Maintaining usability for users without JavaScript enabled, also known as "progressive enhancement".

ceejayoz
+1  A: 

I assume this will probably become a collaboration of tips so here is one from my experience.

One gotcha I have found when working with AJAX and Internet Explorer is that IE sometimes likes to cache the response for your requests. So if you find that requests are working in Firefox but not IE this could be the culprit.

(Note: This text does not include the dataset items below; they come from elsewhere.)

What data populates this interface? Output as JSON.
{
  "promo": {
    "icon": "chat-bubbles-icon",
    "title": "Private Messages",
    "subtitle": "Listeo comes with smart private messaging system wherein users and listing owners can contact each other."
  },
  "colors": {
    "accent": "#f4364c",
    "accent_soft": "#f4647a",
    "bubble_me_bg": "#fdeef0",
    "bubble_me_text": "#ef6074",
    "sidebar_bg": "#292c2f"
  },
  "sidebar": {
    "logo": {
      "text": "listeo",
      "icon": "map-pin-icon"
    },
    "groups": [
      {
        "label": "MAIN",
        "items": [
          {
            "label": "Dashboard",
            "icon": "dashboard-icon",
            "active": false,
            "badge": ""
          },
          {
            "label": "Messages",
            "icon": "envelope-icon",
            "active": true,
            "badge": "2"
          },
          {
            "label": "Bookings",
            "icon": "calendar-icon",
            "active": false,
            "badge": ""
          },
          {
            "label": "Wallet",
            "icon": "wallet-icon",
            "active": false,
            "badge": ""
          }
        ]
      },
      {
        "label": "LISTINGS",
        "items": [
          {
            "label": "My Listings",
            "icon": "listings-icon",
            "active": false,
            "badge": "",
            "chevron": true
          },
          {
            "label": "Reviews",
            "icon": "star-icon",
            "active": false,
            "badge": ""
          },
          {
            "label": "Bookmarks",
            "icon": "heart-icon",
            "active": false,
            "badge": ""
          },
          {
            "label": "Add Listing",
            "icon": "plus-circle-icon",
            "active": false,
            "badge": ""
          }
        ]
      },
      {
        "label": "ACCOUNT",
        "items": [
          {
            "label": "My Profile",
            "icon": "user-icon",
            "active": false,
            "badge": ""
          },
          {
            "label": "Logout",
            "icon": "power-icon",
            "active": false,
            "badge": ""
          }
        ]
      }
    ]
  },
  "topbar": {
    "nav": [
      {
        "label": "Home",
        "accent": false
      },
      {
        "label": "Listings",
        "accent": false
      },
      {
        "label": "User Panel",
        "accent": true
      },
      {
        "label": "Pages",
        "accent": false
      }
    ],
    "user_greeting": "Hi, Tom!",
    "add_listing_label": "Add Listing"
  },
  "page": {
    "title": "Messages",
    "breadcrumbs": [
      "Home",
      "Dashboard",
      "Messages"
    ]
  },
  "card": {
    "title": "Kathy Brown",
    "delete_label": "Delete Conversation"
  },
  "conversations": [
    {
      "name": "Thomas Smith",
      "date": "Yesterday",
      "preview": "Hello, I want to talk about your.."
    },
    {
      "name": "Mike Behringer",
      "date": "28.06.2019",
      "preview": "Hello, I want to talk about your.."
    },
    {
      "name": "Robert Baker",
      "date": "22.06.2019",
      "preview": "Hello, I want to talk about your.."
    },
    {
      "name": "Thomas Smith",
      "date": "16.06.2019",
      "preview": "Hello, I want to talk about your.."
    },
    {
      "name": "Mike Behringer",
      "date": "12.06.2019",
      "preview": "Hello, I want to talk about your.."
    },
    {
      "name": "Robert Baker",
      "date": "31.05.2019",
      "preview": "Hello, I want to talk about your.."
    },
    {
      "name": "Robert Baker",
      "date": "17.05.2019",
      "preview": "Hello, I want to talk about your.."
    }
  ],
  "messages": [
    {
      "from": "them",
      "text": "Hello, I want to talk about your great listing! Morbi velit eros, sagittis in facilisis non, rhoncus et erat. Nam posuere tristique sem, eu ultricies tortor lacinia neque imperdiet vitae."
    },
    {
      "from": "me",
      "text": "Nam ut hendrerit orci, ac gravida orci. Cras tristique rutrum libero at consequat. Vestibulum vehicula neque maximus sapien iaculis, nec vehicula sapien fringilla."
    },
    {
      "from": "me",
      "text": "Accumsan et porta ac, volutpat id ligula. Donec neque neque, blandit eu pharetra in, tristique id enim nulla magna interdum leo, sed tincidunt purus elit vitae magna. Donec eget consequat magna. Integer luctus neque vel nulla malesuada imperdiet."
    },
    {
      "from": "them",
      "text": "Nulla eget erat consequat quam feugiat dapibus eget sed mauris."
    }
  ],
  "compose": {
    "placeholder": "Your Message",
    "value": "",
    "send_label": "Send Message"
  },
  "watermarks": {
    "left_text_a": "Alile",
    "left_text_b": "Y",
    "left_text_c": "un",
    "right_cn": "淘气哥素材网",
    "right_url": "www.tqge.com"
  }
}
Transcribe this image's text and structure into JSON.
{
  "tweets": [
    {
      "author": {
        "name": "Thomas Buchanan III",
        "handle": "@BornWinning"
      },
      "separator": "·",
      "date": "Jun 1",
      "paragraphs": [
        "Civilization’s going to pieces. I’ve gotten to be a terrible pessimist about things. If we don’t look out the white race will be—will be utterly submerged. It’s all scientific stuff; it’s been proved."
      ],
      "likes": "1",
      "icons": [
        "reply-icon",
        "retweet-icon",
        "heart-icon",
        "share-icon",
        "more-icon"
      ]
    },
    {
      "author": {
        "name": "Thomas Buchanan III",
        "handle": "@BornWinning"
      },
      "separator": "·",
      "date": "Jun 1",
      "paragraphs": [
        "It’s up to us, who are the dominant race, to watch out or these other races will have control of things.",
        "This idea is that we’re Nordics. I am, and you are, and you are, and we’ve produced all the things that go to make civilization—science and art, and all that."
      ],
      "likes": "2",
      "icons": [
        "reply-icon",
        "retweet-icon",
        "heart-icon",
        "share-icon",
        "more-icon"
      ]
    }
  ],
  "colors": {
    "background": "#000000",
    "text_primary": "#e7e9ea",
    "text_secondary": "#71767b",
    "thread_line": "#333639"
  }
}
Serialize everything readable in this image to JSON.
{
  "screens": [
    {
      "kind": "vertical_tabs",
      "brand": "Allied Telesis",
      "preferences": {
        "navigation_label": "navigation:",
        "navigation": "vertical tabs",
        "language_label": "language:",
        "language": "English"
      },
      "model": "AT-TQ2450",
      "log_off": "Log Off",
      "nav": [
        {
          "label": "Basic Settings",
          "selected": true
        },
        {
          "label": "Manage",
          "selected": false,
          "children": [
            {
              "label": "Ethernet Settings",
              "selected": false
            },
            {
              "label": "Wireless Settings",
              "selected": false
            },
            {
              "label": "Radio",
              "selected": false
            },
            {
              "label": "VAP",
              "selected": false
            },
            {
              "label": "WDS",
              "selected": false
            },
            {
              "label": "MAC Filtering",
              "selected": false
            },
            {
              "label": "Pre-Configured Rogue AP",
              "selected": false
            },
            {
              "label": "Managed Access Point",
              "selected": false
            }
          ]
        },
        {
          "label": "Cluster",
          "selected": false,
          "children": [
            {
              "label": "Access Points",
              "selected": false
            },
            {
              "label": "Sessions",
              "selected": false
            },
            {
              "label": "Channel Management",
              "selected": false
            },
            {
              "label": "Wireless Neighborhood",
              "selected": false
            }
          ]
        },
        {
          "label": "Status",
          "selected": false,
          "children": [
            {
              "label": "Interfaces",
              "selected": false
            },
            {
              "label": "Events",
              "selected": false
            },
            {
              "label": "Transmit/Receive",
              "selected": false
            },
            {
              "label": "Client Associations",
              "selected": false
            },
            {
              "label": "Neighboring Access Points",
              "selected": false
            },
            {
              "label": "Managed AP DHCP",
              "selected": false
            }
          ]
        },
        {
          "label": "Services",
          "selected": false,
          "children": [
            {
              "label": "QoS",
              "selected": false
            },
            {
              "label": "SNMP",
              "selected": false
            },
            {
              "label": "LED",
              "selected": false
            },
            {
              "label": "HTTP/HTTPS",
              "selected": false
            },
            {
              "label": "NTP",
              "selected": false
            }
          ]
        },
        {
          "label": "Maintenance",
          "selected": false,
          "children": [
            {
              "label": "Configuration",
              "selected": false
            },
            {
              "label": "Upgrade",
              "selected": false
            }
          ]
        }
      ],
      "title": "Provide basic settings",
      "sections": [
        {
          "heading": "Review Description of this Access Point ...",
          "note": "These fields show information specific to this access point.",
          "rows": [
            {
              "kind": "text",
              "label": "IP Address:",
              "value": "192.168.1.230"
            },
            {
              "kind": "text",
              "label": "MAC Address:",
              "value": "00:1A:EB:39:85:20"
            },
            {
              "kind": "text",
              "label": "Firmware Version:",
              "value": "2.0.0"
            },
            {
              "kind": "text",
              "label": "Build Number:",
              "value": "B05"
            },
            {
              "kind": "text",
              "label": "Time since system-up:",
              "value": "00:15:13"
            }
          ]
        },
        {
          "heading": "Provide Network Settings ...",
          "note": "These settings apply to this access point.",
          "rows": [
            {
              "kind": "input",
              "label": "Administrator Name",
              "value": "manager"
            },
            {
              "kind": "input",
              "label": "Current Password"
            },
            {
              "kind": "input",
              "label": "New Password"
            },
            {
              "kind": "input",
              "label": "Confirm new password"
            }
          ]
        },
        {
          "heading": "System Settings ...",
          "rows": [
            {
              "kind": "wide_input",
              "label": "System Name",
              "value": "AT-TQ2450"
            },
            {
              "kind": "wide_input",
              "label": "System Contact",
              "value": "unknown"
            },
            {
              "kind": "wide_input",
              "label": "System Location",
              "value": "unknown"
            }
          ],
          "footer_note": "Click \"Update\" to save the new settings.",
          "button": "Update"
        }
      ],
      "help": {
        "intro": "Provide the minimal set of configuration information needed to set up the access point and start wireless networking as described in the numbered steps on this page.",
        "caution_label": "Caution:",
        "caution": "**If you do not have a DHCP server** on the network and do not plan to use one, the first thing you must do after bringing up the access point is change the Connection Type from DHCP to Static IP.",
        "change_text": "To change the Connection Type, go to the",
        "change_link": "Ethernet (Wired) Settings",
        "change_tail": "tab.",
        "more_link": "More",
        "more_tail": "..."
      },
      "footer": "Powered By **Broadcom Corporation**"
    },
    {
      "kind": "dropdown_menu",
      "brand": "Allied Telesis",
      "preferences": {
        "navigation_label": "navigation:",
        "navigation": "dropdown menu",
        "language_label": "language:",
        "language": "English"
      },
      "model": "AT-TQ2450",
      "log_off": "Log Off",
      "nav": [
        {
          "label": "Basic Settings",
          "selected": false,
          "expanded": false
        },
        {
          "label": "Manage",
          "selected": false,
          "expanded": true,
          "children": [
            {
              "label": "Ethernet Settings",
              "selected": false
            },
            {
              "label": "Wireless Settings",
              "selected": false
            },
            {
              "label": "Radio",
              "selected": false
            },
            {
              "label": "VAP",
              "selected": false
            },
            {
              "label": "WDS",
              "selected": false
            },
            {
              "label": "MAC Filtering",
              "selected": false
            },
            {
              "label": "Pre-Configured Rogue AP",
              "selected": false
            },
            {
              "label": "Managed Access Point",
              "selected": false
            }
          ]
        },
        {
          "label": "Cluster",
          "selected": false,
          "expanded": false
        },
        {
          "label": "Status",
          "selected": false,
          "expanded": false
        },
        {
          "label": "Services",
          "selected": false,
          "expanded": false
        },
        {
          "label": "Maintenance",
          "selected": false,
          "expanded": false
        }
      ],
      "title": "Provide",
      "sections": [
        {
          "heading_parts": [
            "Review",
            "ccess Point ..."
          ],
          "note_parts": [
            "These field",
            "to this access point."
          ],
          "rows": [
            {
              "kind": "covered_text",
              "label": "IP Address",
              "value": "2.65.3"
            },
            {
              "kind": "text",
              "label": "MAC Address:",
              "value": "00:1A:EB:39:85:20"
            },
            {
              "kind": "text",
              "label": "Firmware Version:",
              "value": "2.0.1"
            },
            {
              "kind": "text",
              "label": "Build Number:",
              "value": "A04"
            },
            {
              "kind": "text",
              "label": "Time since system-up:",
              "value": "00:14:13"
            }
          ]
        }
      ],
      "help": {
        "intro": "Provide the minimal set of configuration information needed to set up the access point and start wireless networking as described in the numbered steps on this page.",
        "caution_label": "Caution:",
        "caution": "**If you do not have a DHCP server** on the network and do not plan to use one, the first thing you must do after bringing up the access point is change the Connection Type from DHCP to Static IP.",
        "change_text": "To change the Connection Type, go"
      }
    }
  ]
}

The solution, simple add an additional parameter to your request URL that will in most cases be completely irrelevant. The parameter can be whatever you want, but the value needs to be ever changing and always different, best solution I have found is to use a date/time stamp since time is always incrementing. For the visual learner here is an example.

Normal request

http://example.com/controller/action?query=john

Requests to work with IE

First request

http://example.com/controller/action?query=john&seed=1234567890

Second request

http://example.com/controller/action?query=john&seed=2345678901

The reason this works is because IE sees it as a new URI that it has never grabbed before so there is nothing in the cache for it.

Flash84x
+1  A: 

There's a few different views to consider:

AJAXs Frameworks

  • There's a few out there - I'm afraid I haven't used many, but they'll cover a lot of the plumbing for you, and handle X-Browser compatibility issues.
  • jQuery is a very commonly used one (so probably good for your CV).
  • ASP.NET AJAX if you're on the MS platform.
  • Rolling you own can be instructive - but you'd only want to do it for the right reasons.

Dependancies

  • Which browsers will be using the site and what do they support, all the old JavaScript X-Browser compatibility issues are applicable.
  • A good framework should help here.
  • Be careful how you manage dependancies between client-side code and server-side code; you want to ensure consistency as much as possible, and you want to avoid hard-coding stuff and baking in other garbage that will make maintenance and change hard over time.

API / Interface Design

Security

  • Publishing an AJAX API on the net has it's own set of security gotcha's, be wary of them.
  • Don't trust user / system input, make sure you validate all calls being sent.
  • Don't forget you can secure your API (or parts of it) in a secure part of the site. Uusers who have authenticated will also be authenticated to use any AJAX interfaces protected this way.

Documentation

  • AJAX in itself doesn't provide a way of describing itself (like Web Services can, via WSDL); I'v esometime had the server-side interace provide info on how it should be called if it's not called correctly, or allow every interface to be called with a common parameter "Help" - when called it provides back all the information you'd need to know how to call it.
  • Your approach will vary depending on who can use/call the API: is it part of a web-app that will only work on the companies LAN, or is it puiblic/www facing?